Indian airlines are considering implementing capacity cuts following the next ATF revision due to a significant surge in jet fuel prices. Domestic carriers are currently evaluating the impact of escalating Aviation Turbine Fuel (ATF) prices and preparing for potential adjustments after the upcoming price revision in May. Industry sources suggest that airlines might reduce frequencies on less profitable routes, especially on short-haul sectors that could be most affected by substantial fuel cost increases.
Airlines are also exploring various scenarios, including the possibility of modifications to the government-mandated cap on ATF price hikes. If the current 25% monthly price increase limit is removed, there could be a notable increase in domestic flight cancellations. Despite recent government initiatives to support the aviation sector, such as reducing parking and landing charges by 25% at major airports and capping April’s ATF price hike at 25%, airlines are exercising caution and closely monitoring fuel price fluctuations before making any network or capacity adjustments.

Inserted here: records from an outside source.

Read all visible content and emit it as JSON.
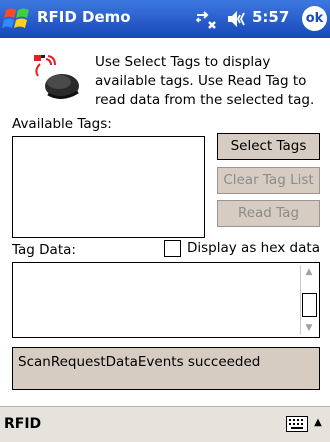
{
  "window": {
    "title": "RFID Demo",
    "clock": "5:57",
    "ok_label": "ok"
  },
  "intro": {
    "instructions": "Use Select Tags to display available tags.  Use Read Tag to read data from the selected tag."
  },
  "available_tags": {
    "label": "Available Tags:",
    "items": []
  },
  "buttons": {
    "select_tags": "Select Tags",
    "clear_tag_list": "Clear Tag List",
    "read_tag": "Read Tag"
  },
  "tag_data": {
    "label": "Tag Data:",
    "hex_checkbox_label": "Display as hex data",
    "hex_checked": false,
    "value": ""
  },
  "status": {
    "message": "ScanRequestDataEvents succeeded"
  },
  "bottom_bar": {
    "label": "RFID"
  },
  "icons": {
    "start": "windows-start-icon",
    "connectivity": "connectivity-icon",
    "volume": "volume-icon",
    "reader": "rfid-reader-icon",
    "keyboard": "keyboard-icon",
    "sip_arrow": "up-arrow-icon"
  }
}
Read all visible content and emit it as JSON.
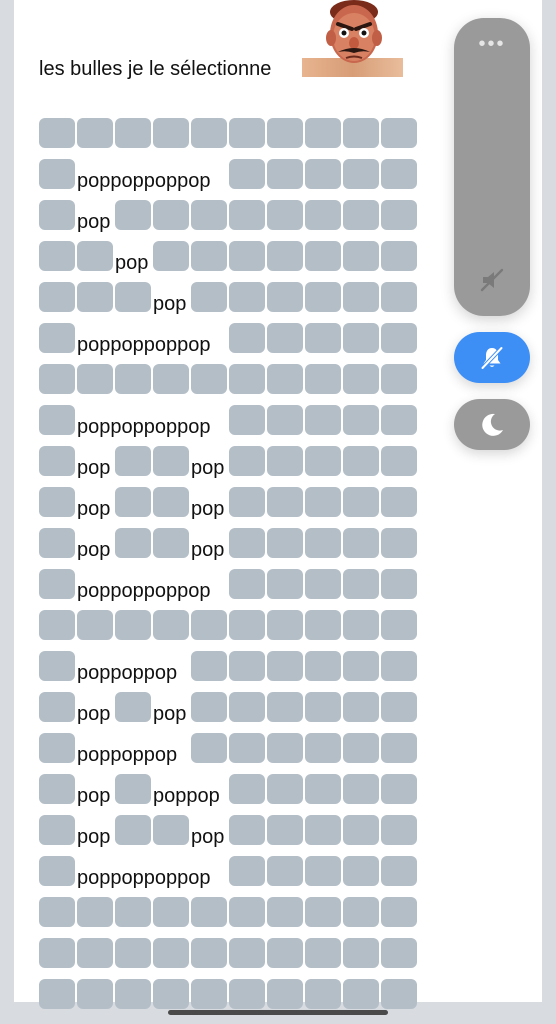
{
  "message": {
    "text": "les bulles je le sélectionne"
  },
  "bubble_grid": {
    "rows": [
      [
        "t",
        "t",
        "t",
        "t",
        "t",
        "t",
        "t",
        "t",
        "t",
        "t"
      ],
      [
        "t",
        "poppoppoppop",
        "t",
        "t",
        "t",
        "t",
        "t"
      ],
      [
        "t",
        "pop",
        "t",
        "t",
        "t",
        "t",
        "t",
        "t",
        "t",
        "t"
      ],
      [
        "t",
        "t",
        "pop",
        "t",
        "t",
        "t",
        "t",
        "t",
        "t",
        "t"
      ],
      [
        "t",
        "t",
        "t",
        "pop",
        "t",
        "t",
        "t",
        "t",
        "t",
        "t"
      ],
      [
        "t",
        "poppoppoppop",
        "t",
        "t",
        "t",
        "t",
        "t"
      ],
      [
        "t",
        "t",
        "t",
        "t",
        "t",
        "t",
        "t",
        "t",
        "t",
        "t"
      ],
      [
        "t",
        "poppoppoppop",
        "t",
        "t",
        "t",
        "t",
        "t"
      ],
      [
        "t",
        "pop",
        "t",
        "t",
        "pop",
        "t",
        "t",
        "t",
        "t",
        "t"
      ],
      [
        "t",
        "pop",
        "t",
        "t",
        "pop",
        "t",
        "t",
        "t",
        "t",
        "t"
      ],
      [
        "t",
        "pop",
        "t",
        "t",
        "pop",
        "t",
        "t",
        "t",
        "t",
        "t"
      ],
      [
        "t",
        "poppoppoppop",
        "t",
        "t",
        "t",
        "t",
        "t"
      ],
      [
        "t",
        "t",
        "t",
        "t",
        "t",
        "t",
        "t",
        "t",
        "t",
        "t"
      ],
      [
        "t",
        "poppoppop",
        "t",
        "t",
        "t",
        "t",
        "t",
        "t"
      ],
      [
        "t",
        "pop",
        "t",
        "pop",
        "t",
        "t",
        "t",
        "t",
        "t",
        "t"
      ],
      [
        "t",
        "poppoppop",
        "t",
        "t",
        "t",
        "t",
        "t",
        "t"
      ],
      [
        "t",
        "pop",
        "t",
        "poppop",
        "t",
        "t",
        "t",
        "t",
        "t"
      ],
      [
        "t",
        "pop",
        "t",
        "t",
        "pop",
        "t",
        "t",
        "t",
        "t",
        "t"
      ],
      [
        "t",
        "poppoppoppop",
        "t",
        "t",
        "t",
        "t",
        "t"
      ],
      [
        "t",
        "t",
        "t",
        "t",
        "t",
        "t",
        "t",
        "t",
        "t",
        "t"
      ],
      [
        "t",
        "t",
        "t",
        "t",
        "t",
        "t",
        "t",
        "t",
        "t",
        "t"
      ],
      [
        "t",
        "t",
        "t",
        "t",
        "t",
        "t",
        "t",
        "t",
        "t",
        "t"
      ]
    ]
  },
  "side_controls": {
    "menu_glyph": "•••",
    "icons": [
      "speaker-muted-icon",
      "bell-off-icon",
      "moon-icon"
    ],
    "colors": {
      "panel": "#9a9a9a",
      "active_button": "#3d8ef5",
      "tile": "#b4bec7"
    }
  }
}
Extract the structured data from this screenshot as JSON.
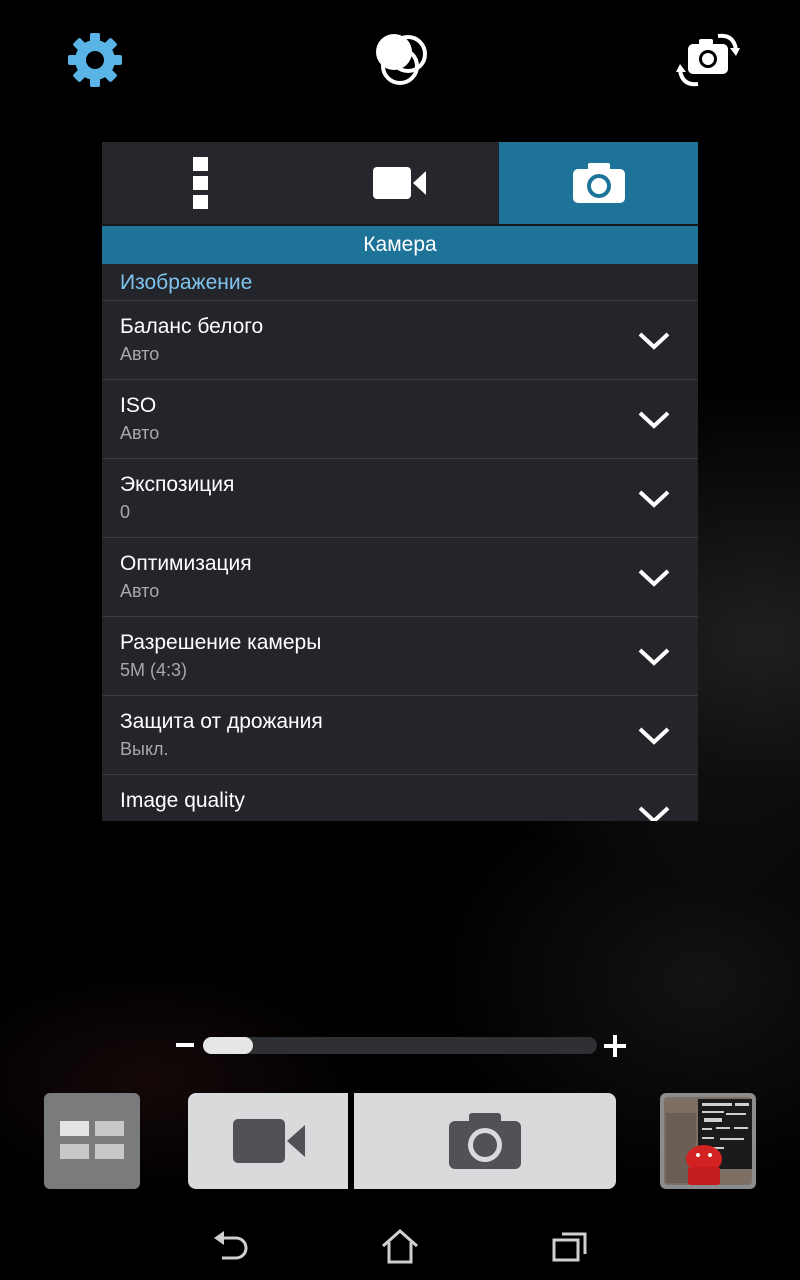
{
  "top_icons": [
    "gear-icon",
    "color-effects-icon",
    "switch-camera-icon"
  ],
  "tabs": [
    {
      "icon": "more-vertical-icon",
      "active": false
    },
    {
      "icon": "video-camera-icon",
      "active": false
    },
    {
      "icon": "camera-icon",
      "active": true
    }
  ],
  "panel": {
    "header": "Камера",
    "section": "Изображение",
    "rows": [
      {
        "label": "Баланс белого",
        "value": "Авто"
      },
      {
        "label": "ISO",
        "value": "Авто"
      },
      {
        "label": "Экспозиция",
        "value": "0"
      },
      {
        "label": "Оптимизация",
        "value": "Авто"
      },
      {
        "label": "Разрешение камеры",
        "value": "5M (4:3)"
      },
      {
        "label": "Защита от дрожания",
        "value": "Выкл."
      },
      {
        "label": "Image quality",
        "value": ""
      }
    ]
  },
  "zoom": {
    "level_fraction": 0.0
  },
  "colors": {
    "accent": "#1e7398",
    "section_text": "#7fc4ee",
    "panel_bg": "#24252a"
  },
  "bottom_icons": [
    "mode-grid-icon",
    "video-record-icon",
    "shutter-camera-icon",
    "gallery-thumbnail"
  ],
  "nav_icons": [
    "back-icon",
    "home-icon",
    "recent-apps-icon"
  ]
}
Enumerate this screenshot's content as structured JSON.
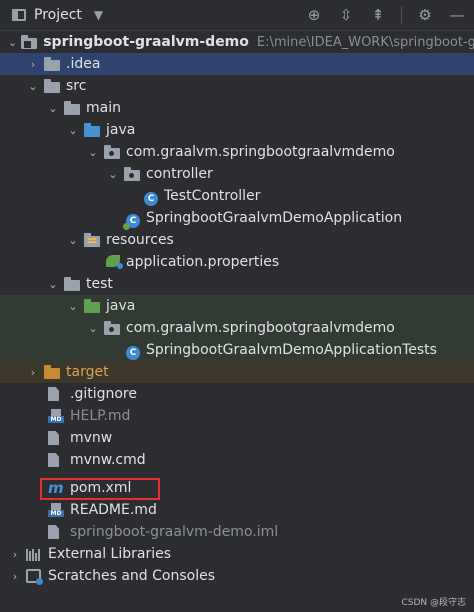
{
  "toolbar": {
    "title": "Project",
    "icons": [
      "project-view-icon",
      "chevron-down-icon",
      "locate-icon",
      "expand-all-icon",
      "collapse-all-icon",
      "gear-icon",
      "minimize-icon"
    ],
    "minimize_glyph": "—"
  },
  "tree": {
    "root": {
      "name": "springboot-graalvm-demo",
      "path": "E:\\mine\\IDEA_WORK\\springboot-gra"
    },
    "idea": ".idea",
    "src": "src",
    "main": "main",
    "java_main": "java",
    "pkg_main": "com.graalvm.springbootgraalvmdemo",
    "controller": "controller",
    "test_controller": "TestController",
    "application": "SpringbootGraalvmDemoApplication",
    "resources": "resources",
    "app_props": "application.properties",
    "test": "test",
    "java_test": "java",
    "pkg_test": "com.graalvm.springbootgraalvmdemo",
    "app_tests": "SpringbootGraalvmDemoApplicationTests",
    "target": "target",
    "gitignore": ".gitignore",
    "help_md": "HELP.md",
    "mvnw": "mvnw",
    "mvnw_cmd": "mvnw.cmd",
    "pom": "pom.xml",
    "readme": "README.md",
    "iml": "springboot-graalvm-demo.iml",
    "external_libs": "External Libraries",
    "scratches": "Scratches and Consoles"
  },
  "icon_text": {
    "class_letter": "C",
    "md_badge": "MD",
    "maven_letter": "m"
  },
  "colors": {
    "selection": "#2e436e",
    "test_row": "#323b33",
    "target_row": "#3c3729",
    "highlight": "#e03030"
  },
  "watermark": "CSDN @段守志"
}
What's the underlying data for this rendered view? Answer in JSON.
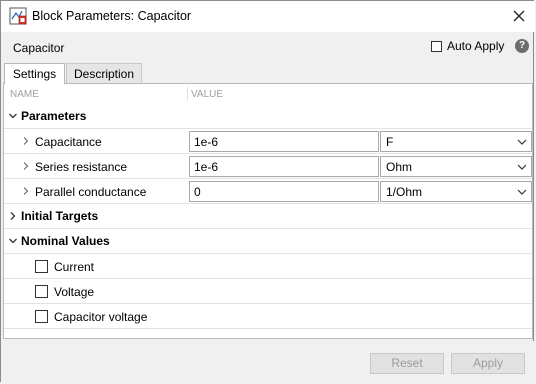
{
  "window": {
    "title": "Block Parameters: Capacitor"
  },
  "dialog": {
    "block_name": "Capacitor",
    "auto_apply": {
      "label": "Auto Apply",
      "checked": false
    },
    "help_label": "?"
  },
  "tabs": [
    {
      "label": "Settings",
      "active": true
    },
    {
      "label": "Description",
      "active": false
    }
  ],
  "table": {
    "columns": {
      "name": "NAME",
      "value": "VALUE"
    },
    "sections": {
      "parameters": {
        "label": "Parameters",
        "expanded": true,
        "rows": [
          {
            "label": "Capacitance",
            "value": "1e-6",
            "unit": "F"
          },
          {
            "label": "Series resistance",
            "value": "1e-6",
            "unit": "Ohm"
          },
          {
            "label": "Parallel conductance",
            "value": "0",
            "unit": "1/Ohm"
          }
        ]
      },
      "initial_targets": {
        "label": "Initial Targets",
        "expanded": false
      },
      "nominal_values": {
        "label": "Nominal Values",
        "expanded": true,
        "items": [
          {
            "label": "Current",
            "checked": false
          },
          {
            "label": "Voltage",
            "checked": false
          },
          {
            "label": "Capacitor voltage",
            "checked": false
          }
        ]
      }
    }
  },
  "buttons": {
    "reset": "Reset",
    "apply": "Apply",
    "enabled": false
  },
  "colors": {
    "title_bg": "#ffffff",
    "dialog_bg": "#f0f0f0",
    "disabled_text": "#9c9c9c",
    "icon_red": "#d9352a"
  }
}
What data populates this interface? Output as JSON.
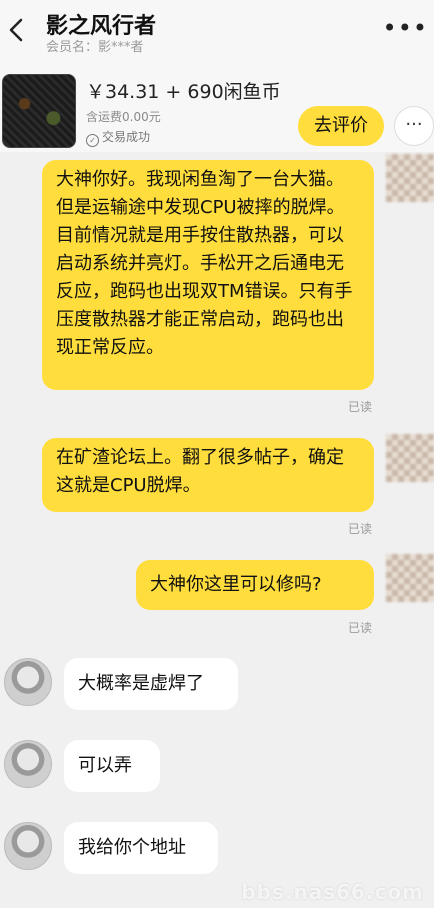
{
  "header": {
    "title": "影之风行者",
    "subtitle": "会员名：影***者"
  },
  "product": {
    "price": "￥34.31 + 690闲鱼币",
    "shipping": "含运费0.00元",
    "status": "交易成功",
    "review_label": "去评价",
    "more_label": "···"
  },
  "messages": [
    {
      "from": "me",
      "text": "大神你好。我现闲鱼淘了一台大猫。但是运输途中发现CPU被摔的脱焊。目前情况就是用手按住散热器，可以启动系统并亮灯。手松开之后通电无反应，跑码也出现双TM错误。只有手压度散热器才能正常启动，跑码也出现正常反应。",
      "read": "已读"
    },
    {
      "from": "me",
      "text": "在矿渣论坛上。翻了很多帖子，确定这就是CPU脱焊。",
      "read": "已读"
    },
    {
      "from": "me",
      "text": "大神你这里可以修吗?",
      "read": "已读"
    },
    {
      "from": "other",
      "text": "大概率是虚焊了"
    },
    {
      "from": "other",
      "text": "可以弄"
    },
    {
      "from": "other",
      "text": "我给你个地址"
    }
  ],
  "watermark": "bbs.nas66.com"
}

India’s heavy dependence on oil imports, which satisfy more than 85% of its fuel requirements, has heightened susceptibility to geopolitical disruptions like the recent West Asia crisis, causing supply concerns in certain regions of the country. Additionally, the government has raised excise duties on petroleum products, including high-speed diesel, with immediate effect, as per a notification issued by the Ministry of Finance. The government has also raised the duty on ATF to Rs 42 per liter from Rs 29.5 per liter previously, while maintaining the export duty on petrol at nil. Furthermore, oil marketing companies have increased ATF prices.